Ryman met the feminist art critic Lucy Lippard at a MoMA party in 1958, and the pair wed in 1961—the same year in which he began painting fulltime. The couple immersed themselves in the New York art scene, until the couple became pregnant with their first child. It took Ryman and Lippard a protracted period of time to decide on a name for their unborn child, which some have compared to Ryman’s proclivity for leaving many of his works nameless (they eventually settled on “Ethan”). Ultimately, the marriage ended in divorce, and Ryman later married Merrill Wagner.

Although Ryman’s earliest works involve experiments with color, beginning in the 1960s he found his preferred mode, canvases—or often sheets of metal in place of canvas—that are largely devoid of color, and instead consist of white paint. These monochromatic works reflect the artist’s preoccupation with the absence of color, and the foregrounding of texture and technique.

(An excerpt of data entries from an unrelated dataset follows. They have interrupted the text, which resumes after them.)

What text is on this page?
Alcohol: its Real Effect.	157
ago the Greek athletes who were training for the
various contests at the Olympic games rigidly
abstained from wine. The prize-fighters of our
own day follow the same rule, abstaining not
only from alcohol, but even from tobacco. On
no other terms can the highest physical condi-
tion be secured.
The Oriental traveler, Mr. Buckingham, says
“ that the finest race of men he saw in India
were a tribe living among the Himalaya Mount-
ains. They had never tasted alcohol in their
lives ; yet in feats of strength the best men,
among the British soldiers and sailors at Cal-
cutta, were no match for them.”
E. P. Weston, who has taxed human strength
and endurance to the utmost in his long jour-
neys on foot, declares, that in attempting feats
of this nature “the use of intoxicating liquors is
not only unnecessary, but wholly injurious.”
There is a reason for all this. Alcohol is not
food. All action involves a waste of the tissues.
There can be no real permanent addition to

Ryman had his first solo show in New York at the Paul Bianchini Gallery in 1967, and his first museum solo exhibition was held at the Solomon R. Guggenheim Museum in 1972. In the following years, Ryman enjoyed an upward trajectory of success: he was included in Documenta 5, was the subject of a retrospective at the Stedelijk Museum, Amsterdam, in 1973, and at Whitechapel Art Gallery, London, in 1977, and in 1994 was nominated as a member of the American Academy of Arts and Letters in New York.

Ryman continues to live in New York, and his work can be found at a number of premier museum collections worldwide, including MoMA, New York; the Solomon R. Guggenheim Museum, York; the Tate Modern, London; and the Centre Georges Pompidou, Paris.